I pm avevano pure indagato ipotizzando un omicidio con sospetti su un avvelenamento con sostanze radioattive, ma una consulenza aveva chiarito che la giovane donna era morta per una malattia rara
A tre anni dalla richiesta di archiviazione da parte della procura di Milano, si chiude il caso della morte di Imane Fadil, modella e teste nella vicenda Ruby, deceduta il primo marzo 2019 dopo più di un mese di ricovero e una lunga agonia per una rara forma di aplasia midollare. Il giudice per le indagini preliminari di Milano ha disposto, come chiesto dai pm, l’archiviazione per 12 medici dell’Humanitas di Rozzano (Milano) che erano stati iscritti per omicidio colposo in nuove indagini ordinate dal giudice. E ha escluso loro responsabilità.

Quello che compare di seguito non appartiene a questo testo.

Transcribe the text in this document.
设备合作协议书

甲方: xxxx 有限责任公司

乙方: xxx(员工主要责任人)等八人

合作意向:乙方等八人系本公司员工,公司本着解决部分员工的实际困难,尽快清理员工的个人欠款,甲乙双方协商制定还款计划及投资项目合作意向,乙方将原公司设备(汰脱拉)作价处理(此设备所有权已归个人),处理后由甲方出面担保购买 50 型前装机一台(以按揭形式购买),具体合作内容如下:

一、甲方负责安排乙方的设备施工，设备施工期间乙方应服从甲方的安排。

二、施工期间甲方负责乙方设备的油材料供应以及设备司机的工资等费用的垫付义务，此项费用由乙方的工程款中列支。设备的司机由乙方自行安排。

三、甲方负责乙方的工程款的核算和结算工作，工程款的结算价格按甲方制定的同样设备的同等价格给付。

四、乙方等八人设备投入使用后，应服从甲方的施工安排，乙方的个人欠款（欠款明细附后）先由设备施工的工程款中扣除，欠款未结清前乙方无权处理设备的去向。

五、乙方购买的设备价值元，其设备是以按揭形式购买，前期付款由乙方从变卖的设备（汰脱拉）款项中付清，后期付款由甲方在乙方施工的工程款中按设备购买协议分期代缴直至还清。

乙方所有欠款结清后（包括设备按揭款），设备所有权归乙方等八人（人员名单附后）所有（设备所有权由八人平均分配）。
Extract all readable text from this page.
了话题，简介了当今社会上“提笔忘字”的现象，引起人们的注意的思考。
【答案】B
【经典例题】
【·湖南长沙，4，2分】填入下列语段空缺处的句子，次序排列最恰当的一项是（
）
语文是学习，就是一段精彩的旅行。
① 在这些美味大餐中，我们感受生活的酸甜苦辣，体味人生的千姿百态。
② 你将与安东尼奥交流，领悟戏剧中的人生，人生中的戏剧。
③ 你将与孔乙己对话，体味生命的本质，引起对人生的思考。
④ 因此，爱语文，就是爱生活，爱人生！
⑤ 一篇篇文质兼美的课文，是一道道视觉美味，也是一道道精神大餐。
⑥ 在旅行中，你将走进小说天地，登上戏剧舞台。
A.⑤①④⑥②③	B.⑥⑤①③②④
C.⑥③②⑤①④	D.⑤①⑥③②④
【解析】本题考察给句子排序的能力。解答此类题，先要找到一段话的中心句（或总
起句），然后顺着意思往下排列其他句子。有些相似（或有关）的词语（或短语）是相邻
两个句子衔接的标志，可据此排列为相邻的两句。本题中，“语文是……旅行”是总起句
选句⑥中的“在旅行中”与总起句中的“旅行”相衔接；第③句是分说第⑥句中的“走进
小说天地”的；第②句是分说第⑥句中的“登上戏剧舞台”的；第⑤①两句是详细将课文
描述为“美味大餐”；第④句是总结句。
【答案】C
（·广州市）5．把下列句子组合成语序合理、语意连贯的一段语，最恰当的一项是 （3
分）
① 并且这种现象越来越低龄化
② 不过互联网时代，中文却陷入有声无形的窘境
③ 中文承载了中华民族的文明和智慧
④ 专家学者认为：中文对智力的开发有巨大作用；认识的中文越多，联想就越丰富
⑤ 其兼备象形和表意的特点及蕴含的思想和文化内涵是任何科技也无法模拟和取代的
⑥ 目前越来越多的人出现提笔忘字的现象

Il decreto è stato depositato a fine giugno, ma lo si è saputo oggi. I pm avevano pure indagato ipotizzando un omicidio con sospetti su un avvelenamento con sostanze radioattive. Nell’ottobre 2021 i pubblici ministeri avevano chiesto di archiviare le posizioni dei camici bianchi, iscritti per omicidio colposo, come atto dovuto a garanzia per gli accertamenti. Una richiesta arrivata dopo che una nuova consulenza medico legale disposta dagli inquirenti, su ordine del gip Alessandra Cecchelli che aveva di fatto riaperto le indagini, aveva escluso loro responsabilità penali. Non c’è prova, avevano chiarito i consulenti, che “una gestione clinica differente della vicenda avrebbe senza dubbio scongiurato il verificarsi del decesso”.
I pm hanno scritto che “le integrazioni istruttorie” non hanno consentito di “pervenire a valutazioni in ordine alla responsabilità penale di alcuno” dei medici delle equipe di Medicina generale e Terapia intensiva che presero in cura Fadil. Sulla stessa linea il gip che ha disposto l’archiviazione. Si trattava della seconda richiesta di archiviazione presentata dall’aggiunto Tiziana Siciliano e dal pm Luca Gaglio dopo quella per il primo fascicolo in cui si contestava l’omicidio volontario a carico di ignoti. Istanza che il gip aveva respinto ordinando nuove analisi sull’operato dei medici, dopo che i familiari della modella marocchina, rappresentati dai legali Mirko Mazzali e Nicola Quatrano, si erano opposti. Opposizione che non c’è stata, invece, sulla seconda richiesta.
Per mesi inizialmente sulla morte di Fadil si era indagato ipotizzando un omicidio, perché le prime analisi avevano fatto emergere sospetti su sostanze radioattive. Il caso si era risolto con una super consulenza: a causare il decesso era stata una malattia rara.